NLD
Diluo-me nas personagens dos livros que li mais do que nos seus autores. E na mesma obra sou várias personagens, muitas vezes contraditórias, porque em todos os modos de ser há uma razão para ser isso, uma razão que os próprios seres quase sempre ignoram, ou muitas razões ou, até, nenhuma razão mas apenas um acaso, ou razões e acasos que tantas vezes são a mesma coisa.

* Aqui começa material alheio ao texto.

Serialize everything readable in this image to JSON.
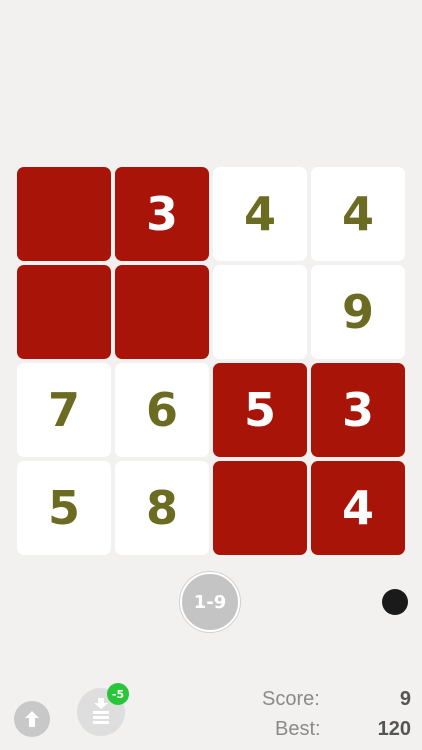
{
  "board": {
    "rows": [
      [
        {
          "value": "",
          "color": "red"
        },
        {
          "value": "3",
          "color": "red"
        },
        {
          "value": "4",
          "color": "white"
        },
        {
          "value": "4",
          "color": "white"
        }
      ],
      [
        {
          "value": "",
          "color": "red"
        },
        {
          "value": "",
          "color": "red"
        },
        {
          "value": "",
          "color": "white"
        },
        {
          "value": "9",
          "color": "white"
        }
      ],
      [
        {
          "value": "7",
          "color": "white"
        },
        {
          "value": "6",
          "color": "white"
        },
        {
          "value": "5",
          "color": "red"
        },
        {
          "value": "3",
          "color": "red"
        }
      ],
      [
        {
          "value": "5",
          "color": "white"
        },
        {
          "value": "8",
          "color": "white"
        },
        {
          "value": "",
          "color": "red"
        },
        {
          "value": "4",
          "color": "red"
        }
      ]
    ]
  },
  "controls": {
    "range_label": "1-9",
    "bonus_badge": "-5",
    "up_icon": "arrow-up-icon",
    "stack_icon": "stack-icon"
  },
  "scoreboard": {
    "score_label": "Score:",
    "score_value": "9",
    "best_label": "Best:",
    "best_value": "120"
  },
  "colors": {
    "tile_red": "#a81407",
    "tile_white": "#ffffff",
    "digit_on_white": "#6b6b22",
    "background": "#f2f1f0",
    "badge_green": "#29c63a"
  }
}
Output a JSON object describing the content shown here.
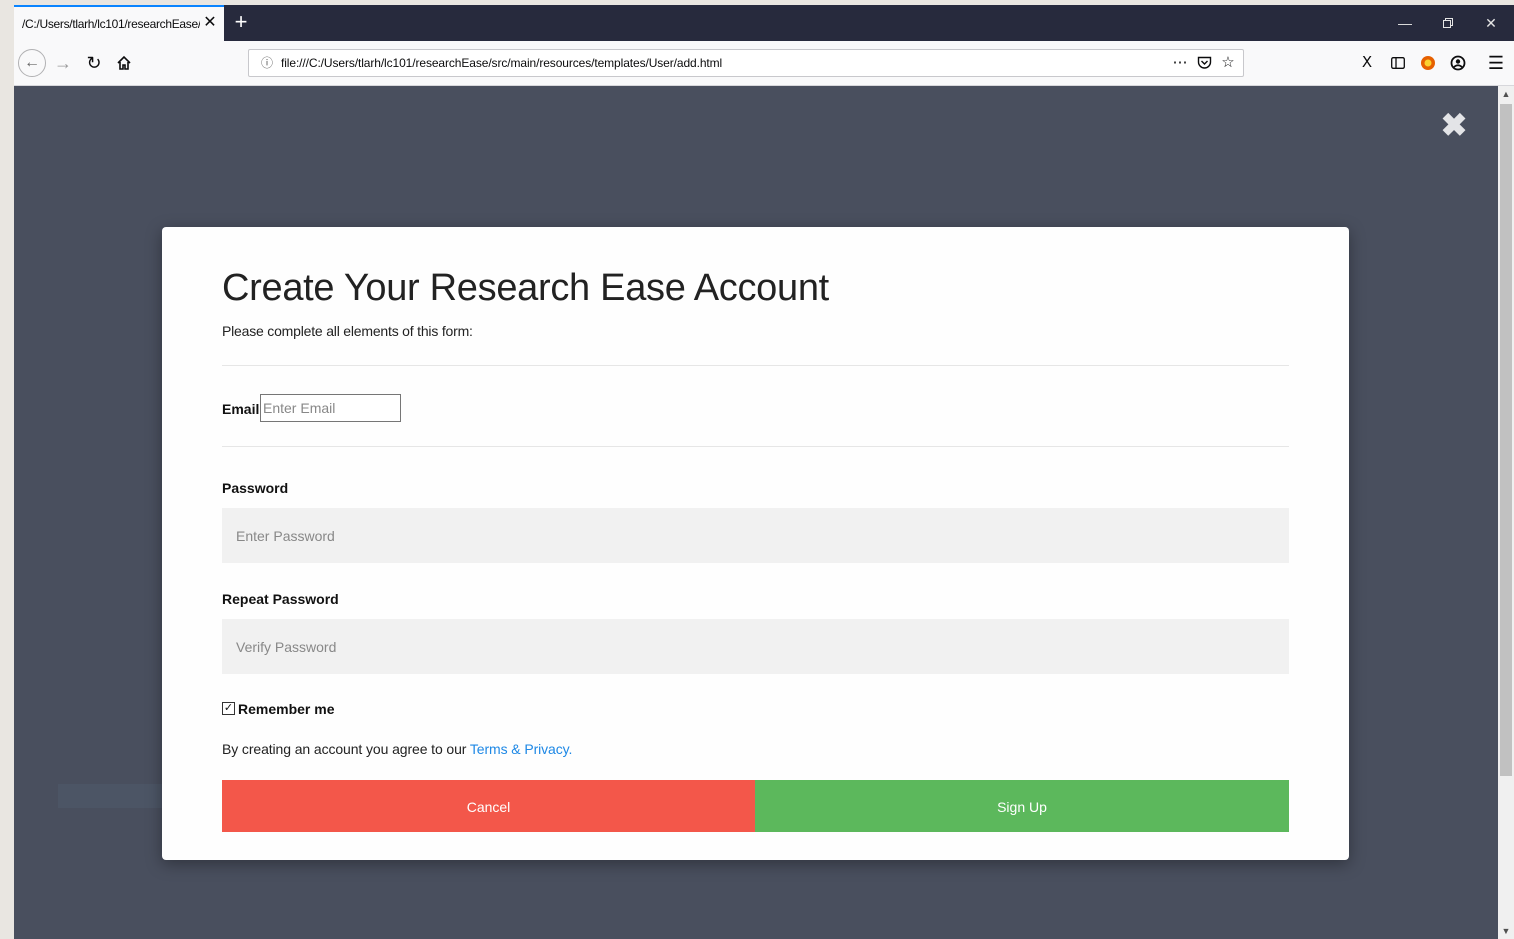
{
  "browser": {
    "tab_title": "/C:/Users/tlarh/lc101/researchEase/",
    "tab_close": "✕",
    "new_tab": "+",
    "url": "file:///C:/Users/tlarh/lc101/researchEase/src/main/resources/templates/User/add.html",
    "icons": {
      "back": "arrow-left-icon",
      "forward": "arrow-right-icon",
      "reload": "reload-icon",
      "home": "home-icon",
      "info": "info-icon",
      "page_actions": "ellipsis-icon",
      "pocket": "pocket-icon",
      "bookmark": "star-icon",
      "library": "library-icon",
      "sidebar": "sidebar-icon",
      "extension": "extension-icon",
      "account": "account-icon",
      "menu": "hamburger-menu-icon"
    }
  },
  "modal": {
    "title": "Create Your Research Ease Account",
    "subtitle": "Please complete all elements of this form:",
    "email": {
      "label": "Email",
      "placeholder": "Enter Email",
      "value": ""
    },
    "password": {
      "label": "Password",
      "placeholder": "Enter Password",
      "value": ""
    },
    "repeat_password": {
      "label": "Repeat Password",
      "placeholder": "Verify Password",
      "value": ""
    },
    "remember": {
      "label": "Remember me",
      "checked": true
    },
    "terms_text": "By creating an account you agree to our ",
    "terms_link": "Terms & Privacy",
    "terms_end": ".",
    "cancel_label": "Cancel",
    "signup_label": "Sign Up",
    "close_icon": "close-icon"
  },
  "colors": {
    "overlay": "#494f5e",
    "cancel": "#f3574a",
    "signup": "#5cb85c",
    "link": "#1e88e5",
    "tabbar": "#272a3d",
    "tab_accent": "#0a84ff"
  }
}
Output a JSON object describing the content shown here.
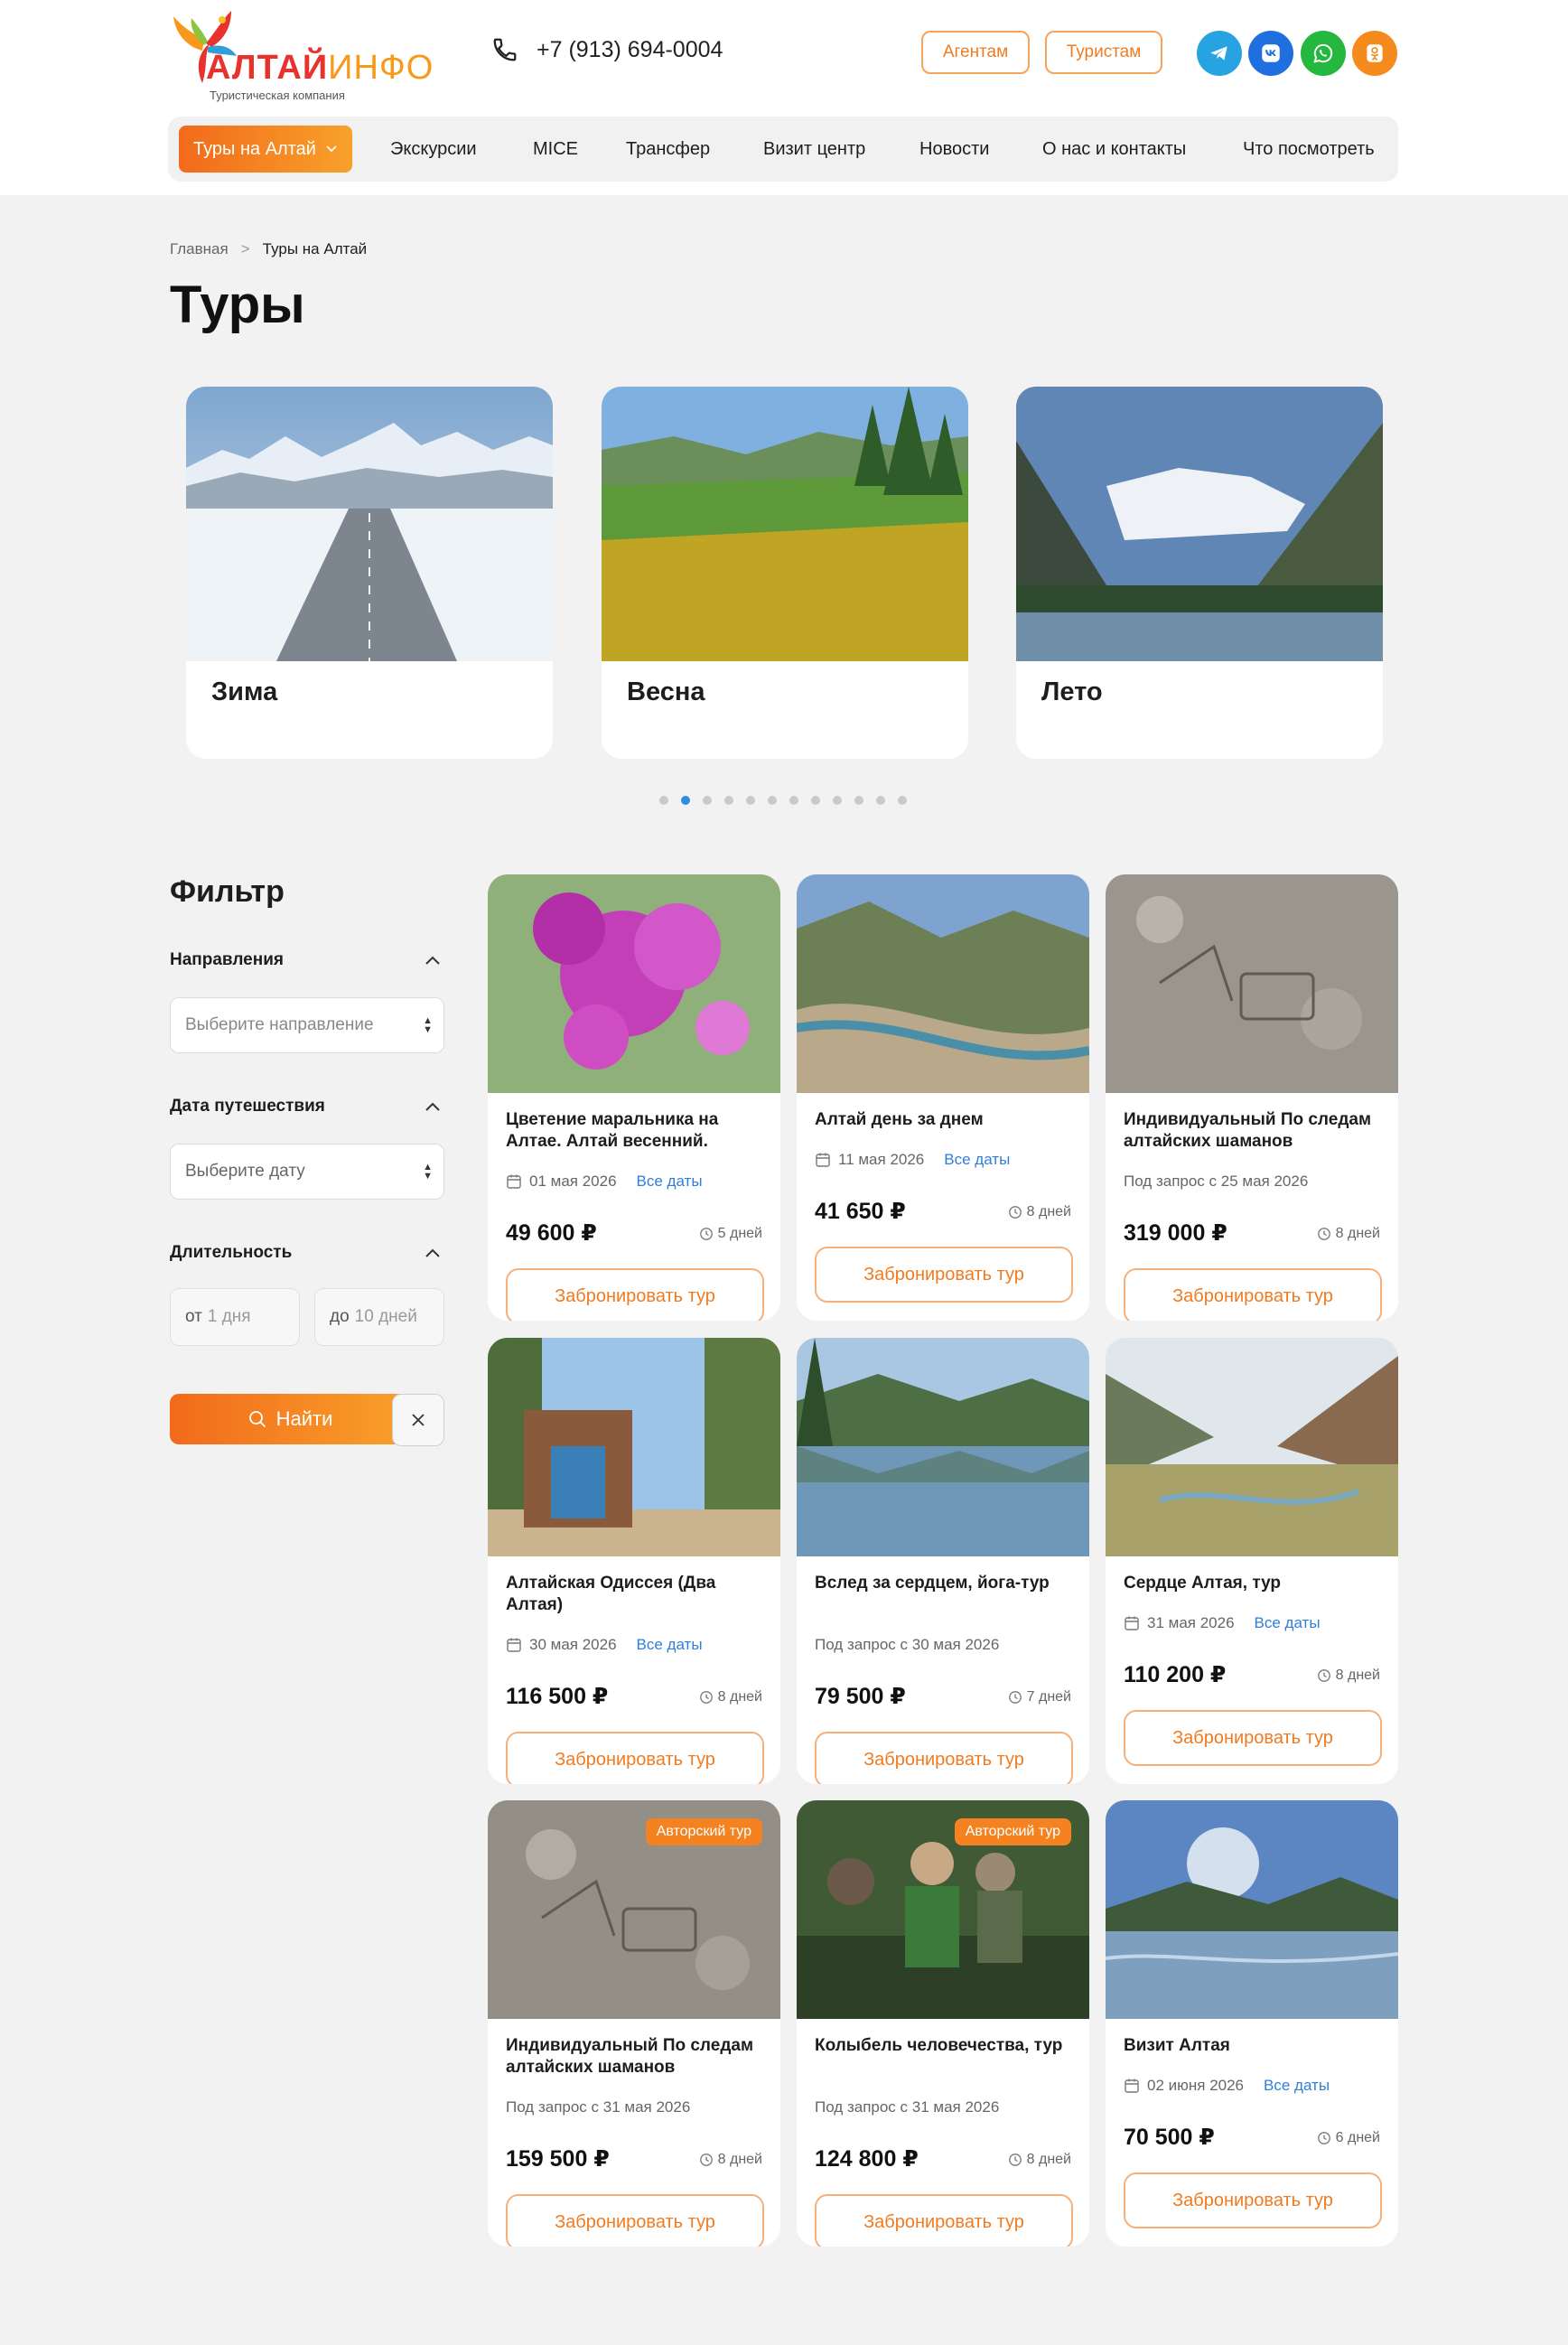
{
  "brand": {
    "name_part1": "АЛТАЙ",
    "name_part2": "ИНФО",
    "tagline": "Туристическая компания",
    "colors": {
      "accent": "#f58220",
      "accent_red": "#e8322d",
      "link_blue": "#2f7fd8"
    }
  },
  "header": {
    "phone": "+7 (913) 694-0004",
    "agents_label": "Агентам",
    "tourists_label": "Туристам",
    "social": [
      "telegram-icon",
      "vk-icon",
      "whatsapp-icon",
      "odnoklassniki-icon"
    ]
  },
  "nav": {
    "active": "Туры на Алтай",
    "items": [
      "Экскурсии",
      "MICE",
      "Трансфер",
      "Визит центр",
      "Новости",
      "О нас и контакты",
      "Что посмотреть"
    ]
  },
  "breadcrumb": {
    "home": "Главная",
    "separator": ">",
    "current": "Туры на Алтай"
  },
  "page_title": "Туры",
  "seasons": [
    "Зима",
    "Весна",
    "Лето"
  ],
  "slider": {
    "dot_count": 12,
    "active_dot": 2
  },
  "filter": {
    "title": "Фильтр",
    "direction_label": "Направления",
    "direction_placeholder": "Выберите направление",
    "date_label": "Дата путешествия",
    "date_placeholder": "Выберите дату",
    "duration_label": "Длительность",
    "from_prefix": "от",
    "from_placeholder": "1 дня",
    "to_prefix": "до",
    "to_placeholder": "10 дней",
    "find_label": "Найти"
  },
  "tours": [
    {
      "title": "Цветение маральника на Алтае. Алтай весенний.",
      "date": "01 мая 2026",
      "all_dates": "Все даты",
      "price": "49 600 ₽",
      "days": "5 дней",
      "book": "Забронировать тур",
      "badge": ""
    },
    {
      "title": "Алтай день за днем",
      "date": "11 мая 2026",
      "all_dates": "Все даты",
      "price": "41 650 ₽",
      "days": "8 дней",
      "book": "Забронировать тур",
      "badge": ""
    },
    {
      "title": "Индивидуальный По следам алтайских шаманов",
      "date": "Под запрос с 25 мая 2026",
      "all_dates": "",
      "price": "319 000 ₽",
      "days": "8 дней",
      "book": "Забронировать тур",
      "badge": ""
    },
    {
      "title": "Алтайская Одиссея (Два Алтая)",
      "date": "30 мая 2026",
      "all_dates": "Все даты",
      "price": "116 500 ₽",
      "days": "8 дней",
      "book": "Забронировать тур",
      "badge": ""
    },
    {
      "title": "Вслед за сердцем, йога-тур",
      "date": "Под запрос с 30 мая 2026",
      "all_dates": "",
      "price": "79 500 ₽",
      "days": "7 дней",
      "book": "Забронировать тур",
      "badge": ""
    },
    {
      "title": "Сердце Алтая, тур",
      "date": "31 мая 2026",
      "all_dates": "Все даты",
      "price": "110 200 ₽",
      "days": "8 дней",
      "book": "Забронировать тур",
      "badge": ""
    },
    {
      "title": "Индивидуальный По следам алтайских шаманов",
      "date": "Под запрос с 31 мая 2026",
      "all_dates": "",
      "price": "159 500 ₽",
      "days": "8 дней",
      "book": "Забронировать тур",
      "badge": "Авторский тур"
    },
    {
      "title": "Колыбель человечества, тур",
      "date": "Под запрос с 31 мая 2026",
      "all_dates": "",
      "price": "124 800 ₽",
      "days": "8 дней",
      "book": "Забронировать тур",
      "badge": "Авторский тур"
    },
    {
      "title": "Визит Алтая",
      "date": "02 июня 2026",
      "all_dates": "Все даты",
      "price": "70 500 ₽",
      "days": "6 дней",
      "book": "Забронировать тур",
      "badge": ""
    }
  ]
}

Nunca me imaginei a ser advogado, eu advogado usando para sobreviver as regras que regem as vidas sensatas, fazendo-o com displicente dedicação ou agressiva e ridícula paixão. E, no entanto, sou-o fazendo de mim personagem inesperada da minha própria vida, uma personagem que escreve e ao escrever se nega. Diria que a minha vida concreta é o contrário da vida dos escritores, para quem a abstração é a vida concreta, pois, em mim, a vida concreta tomou conta da abstração que é o meu mundo, desafiando constantemente a realidade em que me encontro mergulhado sem saída.
Há, porém, algo de comum entre advogados e escritores: ambos convivem bem com a mentira, mas com a diferença de que, no escritor, a sua mentira é a sua verdade e, no advogado, a mentira dos outros é a sua verdade.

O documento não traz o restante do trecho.